Chunked request body and HTTP header parser

Mon Nov 23 16:16:03 MSK 2009

Hello!

On Mon, Nov 23, 2009 at 12:30:47PM +0000, Valery Kholodkov wrote:

> Greetings!
> 
> Long time ago I briefly mentioned that I'm working on chunked HTTP request body processing.
> 
> While implementing I have faced with several problems.
> 
> The main problem is that chunked HTTP request body does not 
> always contain Content-Length header,

That's the whole point why chunked encoding exists.  :)
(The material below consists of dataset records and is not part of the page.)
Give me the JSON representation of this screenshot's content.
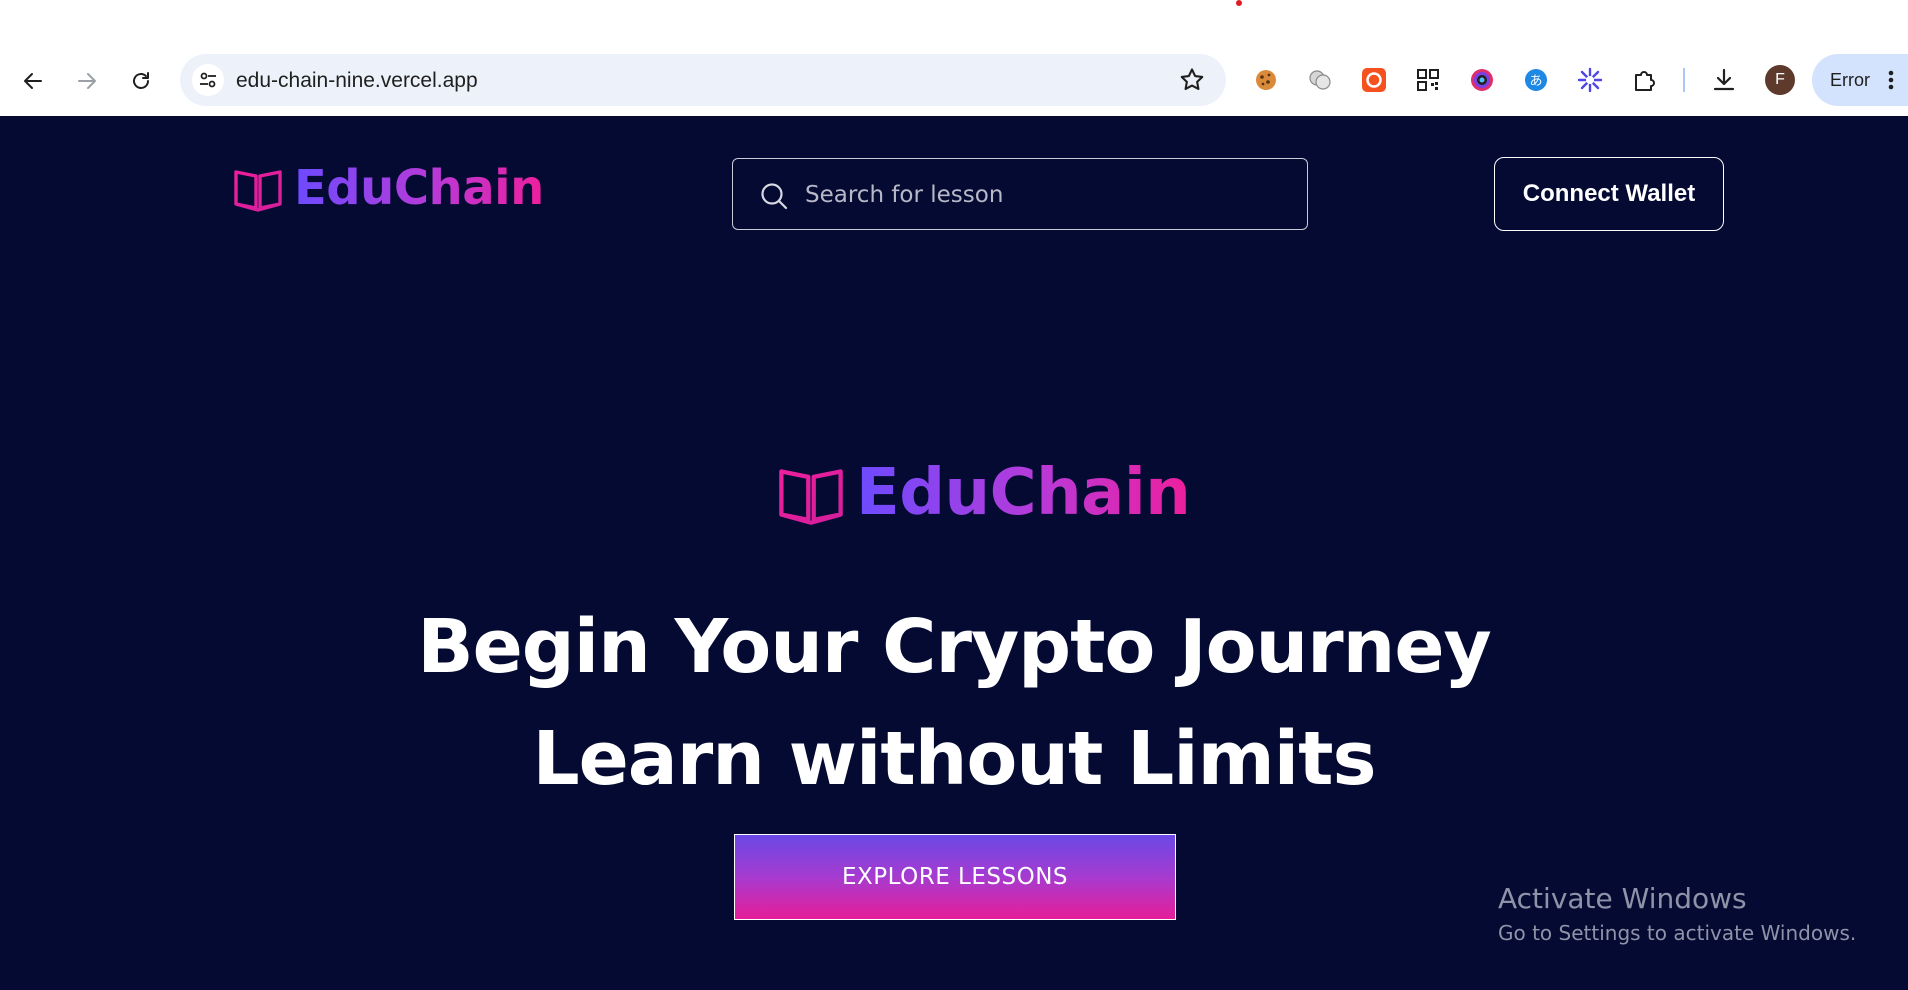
{
  "browser": {
    "url": "edu-chain-nine.vercel.app",
    "profile_initial": "F",
    "error_label": "Error",
    "icons": {
      "back": "arrow-left-icon",
      "forward": "arrow-right-icon",
      "reload": "reload-icon",
      "site_info": "tune-icon",
      "bookmark": "star-icon",
      "extensions": [
        "cookie-icon",
        "blob-icon",
        "record-icon",
        "qr-code-icon",
        "color-picker-icon",
        "translate-icon",
        "sparkle-icon",
        "puzzle-icon"
      ],
      "download": "download-icon",
      "menu": "kebab-icon"
    }
  },
  "header": {
    "brand": "EduChain",
    "search_placeholder": "Search for lesson",
    "connect_label": "Connect Wallet"
  },
  "hero": {
    "brand": "EduChain",
    "line1": "Begin Your Crypto Journey",
    "line2": "Learn without Limits",
    "cta_label": "EXPLORE LESSONS"
  },
  "watermark": {
    "title": "Activate Windows",
    "subtitle": "Go to Settings to activate Windows."
  },
  "colors": {
    "page_bg": "#050a33",
    "brand_gradient_start": "#6c4bff",
    "brand_gradient_end": "#ee1f9c",
    "cta_gradient_top": "#6a48e6",
    "cta_gradient_bottom": "#e61d98"
  }
}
> therefore it is impossible to determine how many bytes it is 
> necessary to read in order to get complete body. In keepalive 
> connection this is problematic, because the header of next 
> pipelined request may immediately follow the body or trailer of 
> current request. Assume, that we are trying to read body in 
> preallocated buffers in most efficient way. The header of next 
> request may end up in the request body buffer. This creates an 
> undesired situation, that on one hand the chunked body filter 
> must signal the end of the request body, on the other hand the 
> remaining part of the buffer, which chunked body filter does not 
> want to consume, must be returned to the HTTP header parser. 
> I've found that the last thing -- returning the remaining part 
> of the buffer to the HTTP header parser -- is not something what 
> could be easily done, due to the complexity of HTTP header 
> parser. Does someone have a clue how it could be implemented?

With chunked encoding you always know next chunk size as soon as 
you received chunk header.  So basically you may read chunk 
header(s) char-by-char to do things safely (well, not really 
char-by-char, it's safe to read at least 5 bytes initially, but it 
doesn't really matter).

I don't think it's a good idea though, IMHO it's better to 
implement some form of preread handling for pipelined requests.

> The second problem is that efficiency of request body reception 
> is limited with connection's recv call, because recv_chain does 
> not get read limit in bytes as argument. Therefore, even if 
> Content-Length is given, it is impossible to read request body 
> into multiple buffers, thus improving the memory consumption. If 
> I grep for recv_chain in nginx's code, I see that it is used 
> only in src/event/ngx_event_pipe.c. It doesn't seem that a lot 
> of stuff will be broken if an argument will be added to 
> recv_chain. 
> 
> Does anyone see any other problems if an argument will be added to recv_chain?

I'm not sure this is needed if prepead handling (see above) will 
be implemented, but see no problems anyway.

> Now, you might ask me why I am writing this while someone has already implemented reception of chunked body. I've seen the implementation of chunked body parser from agentzh:
> 
> http://github.com/agentzh/chunkin-nginx-module
> 
> It is nice, but I think it neither addressed the pipelined requests problem, nor it can be used with in standard modules, like proxy, because it re-implements function ngx_http_read_client_request_body.
> 
> Could someone comment on that?

I have some preliminary chunked pipe filter implementation for use 
in proxy code, but I believe it's good idea to have something 
generic like ngx_event_pipe_copy_input_filter().  And reuse it in 
both client chunked and upstream chunked cases.  Not sure if it's 
possible though.

Maxim Dounin